Environmental impact of salmon farming
The Salmon & Trout Association (S&TA) has published a summary report on scientific studies into the environmental impact of current salmon farming operations.
It reveals a devastating catalogue of malpractice in the way salmon farming is impacting wild salmon, sea trout and the marine environment, and provides incontrovertible proof that it is a sword of Damocles suspended over some of Scotland’s most iconic natural resources.
The report’s main findings provide evidence that:
- Fish farm parasites can kill young wild salmon and sea trout
Studies show as many as 80% of juvenile salmon and sea trout are killed by sea lice allowed to breed in massive numbers in open cage system salmon farms.

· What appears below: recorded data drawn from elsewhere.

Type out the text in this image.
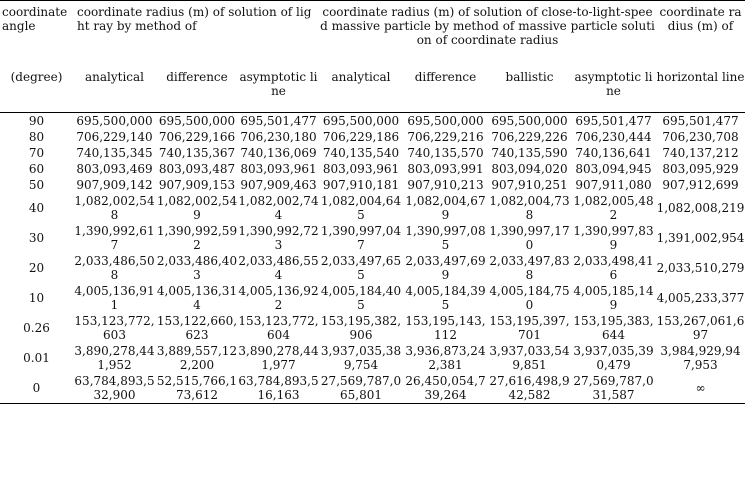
coordinate angle	coordinate radius (m) of solution of light ray by method of			coordinate radius (m) of solution of close-to-light-speed massive particle by method of massive particle solution of coordinate radius				coordinate radius (m) of
(degree)	analytical	difference	asymptotic line	analytical	difference	ballistic	asymptotic line	horizontal line
90	695,500,000	695,500,000	695,501,477	695,500,000	695,500,000	695,500,000	695,501,477	695,501,477
80	706,229,140	706,229,166	706,230,180	706,229,186	706,229,216	706,229,226	706,230,444	706,230,708
70	740,135,345	740,135,367	740,136,069	740,135,540	740,135,570	740,135,590	740,136,641	740,137,212
60	803,093,469	803,093,487	803,093,961	803,093,961	803,093,991	803,094,020	803,094,945	803,095,929
50	907,909,142	907,909,153	907,909,463	907,910,181	907,910,213	907,910,251	907,911,080	907,912,699
40	1,082,002,548	1,082,002,549	1,082,002,744	1,082,004,645	1,082,004,679	1,082,004,738	1,082,005,482	1,082,008,219
30	1,390,992,617	1,390,992,592	1,390,992,723	1,390,997,047	1,390,997,085	1,390,997,170	1,390,997,839	1,391,002,954
20	2,033,486,508	2,033,486,403	2,033,486,554	2,033,497,655	2,033,497,699	2,033,497,838	2,033,498,416	2,033,510,279
10	4,005,136,911	4,005,136,314	4,005,136,922	4,005,184,405	4,005,184,395	4,005,184,750	4,005,185,149	4,005,233,377
0.26	153,123,772,603	153,122,660,623	153,123,772,604	153,195,382,906	153,195,143,112	153,195,397,701	153,195,383,644	153,267,061,697
0.01	3,890,278,441,952	3,889,557,122,200	3,890,278,441,977	3,937,035,389,754	3,936,873,242,381	3,937,033,549,851	3,937,035,390,479	3,984,929,947,953
0	63,784,893,532,900	52,515,766,173,612	63,784,893,516,163	27,569,787,065,801	26,450,054,739,264	27,616,498,942,582	27,569,787,031,587	∞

Sea lice are a natural salmonid parasite, but infestations on this scale can kill. - Salmon farming could force wild salmon into extinction
Gene pools could be destroyed in decades by the inter-breeding of farmed fish escapees with natural populations – some Norwegian rivers already have breeding populations of up to 80% fish escaped from farms. It is impossible to prevent escapes from open cages, or for escapees to interbreed with wild fish stocks. Evidence shows that these hybrids do not thrive in the wild, and so could significantly impact native stocks, which within a few generations. - Salmon farming sewage can poison the sea bed
The effluent produced by farmed salmon, together with the chemicals and antibiotics used to treat fish, can become established in estuaries, lochs and inshore zones close to fish farms, smothering natural aquatic life and increasing nutrients to unnatural levels
The S&TA, together with colleagues from Fish Legal, the Association of Scottish Fishery Boards (ASFB) and the Rivers and Fisheries Trusts of Scotland (RAFTS), is calling on the Scottish government to act before it is too late to save wild Scottish salmon and sea trout.

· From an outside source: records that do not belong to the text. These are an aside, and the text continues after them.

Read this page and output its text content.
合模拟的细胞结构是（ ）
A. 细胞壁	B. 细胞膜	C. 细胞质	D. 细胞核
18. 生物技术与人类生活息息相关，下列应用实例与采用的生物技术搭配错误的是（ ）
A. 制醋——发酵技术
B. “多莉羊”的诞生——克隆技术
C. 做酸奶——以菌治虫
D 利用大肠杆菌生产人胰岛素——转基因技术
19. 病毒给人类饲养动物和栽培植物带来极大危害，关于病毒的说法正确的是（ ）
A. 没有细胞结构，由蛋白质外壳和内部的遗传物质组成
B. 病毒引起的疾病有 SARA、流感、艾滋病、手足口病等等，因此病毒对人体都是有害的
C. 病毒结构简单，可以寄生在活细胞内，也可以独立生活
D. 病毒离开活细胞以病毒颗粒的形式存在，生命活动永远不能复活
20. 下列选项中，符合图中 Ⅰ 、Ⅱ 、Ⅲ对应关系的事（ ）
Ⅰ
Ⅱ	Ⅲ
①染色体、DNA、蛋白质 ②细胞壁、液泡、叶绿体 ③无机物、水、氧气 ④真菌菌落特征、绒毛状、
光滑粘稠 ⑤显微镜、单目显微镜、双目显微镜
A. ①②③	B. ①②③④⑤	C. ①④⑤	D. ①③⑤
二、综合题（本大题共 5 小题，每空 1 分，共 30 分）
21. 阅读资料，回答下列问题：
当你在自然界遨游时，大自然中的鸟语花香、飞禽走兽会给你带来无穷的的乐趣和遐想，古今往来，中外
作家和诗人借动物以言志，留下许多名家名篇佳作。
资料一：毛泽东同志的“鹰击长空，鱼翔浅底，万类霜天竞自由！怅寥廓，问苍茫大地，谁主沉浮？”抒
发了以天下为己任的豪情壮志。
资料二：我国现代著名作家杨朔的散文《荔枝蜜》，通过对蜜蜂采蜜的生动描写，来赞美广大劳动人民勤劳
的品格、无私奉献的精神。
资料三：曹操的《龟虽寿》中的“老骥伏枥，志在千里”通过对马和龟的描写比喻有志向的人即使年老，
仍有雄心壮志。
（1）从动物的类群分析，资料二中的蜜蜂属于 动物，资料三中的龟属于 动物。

S&TA believes that a nine-point action plan must be implemented as a matter of urgency:
- The long term target of the industry and Scottish Government must be for the universal use of enclosed systems for rearing fish, therefore cutting out any interaction between farmed and wild salmon and sea trout. A timescale for this transition should now be agreed between Government, industry and wild fish organisations
- Meanwhile, the Precautionary Principle (as enshrined in EU legislation protecting species and habitats, and the basis of inter-Government agreements through the North Atlantic Conservation Organisation, signed up to by Scotland as a member of the EU delegation), should be adhered to at all times
- An effective lice dispersal model must be developed in order to assess acceptable maximum farm/area lice levels
- A list of ecologically and economically sensitive sites must be drawn up
- Sea-based salmon farms must be moved away from locations with significant salmon and sea trout migration runs, within estuaries, lochs and offshore. As a practical start, an experiment should be conducted by removing an individual farm from a sensitive site – agreed with wild fish organisations – and the effect on wild salmon and sea trout stocks monitored
- No new sites should be permitted in sensitive areas highlighted by the list above
- All new fish farm applications must be supported by independent Environmental Impact Assessments
- Salmon smolt farms should be banned from operating within any wild salmonid river, unless in enclosed systems
- The impact of escapees should be reduced by the mandatory stocking of sterile fish within an agreed timescale
Paul Knight, S&TA CEO, said “it must be the Government’s statutory responsibility, and the industry’s moral one, to protect two of Scotland’s most valuable and iconic natural resources – wild salmon and sea trout – before it is too late. We will do everything possible to ensure their survival, and to this end we call upon the Scottish Government and salmon farming industry to respond to this challenge.”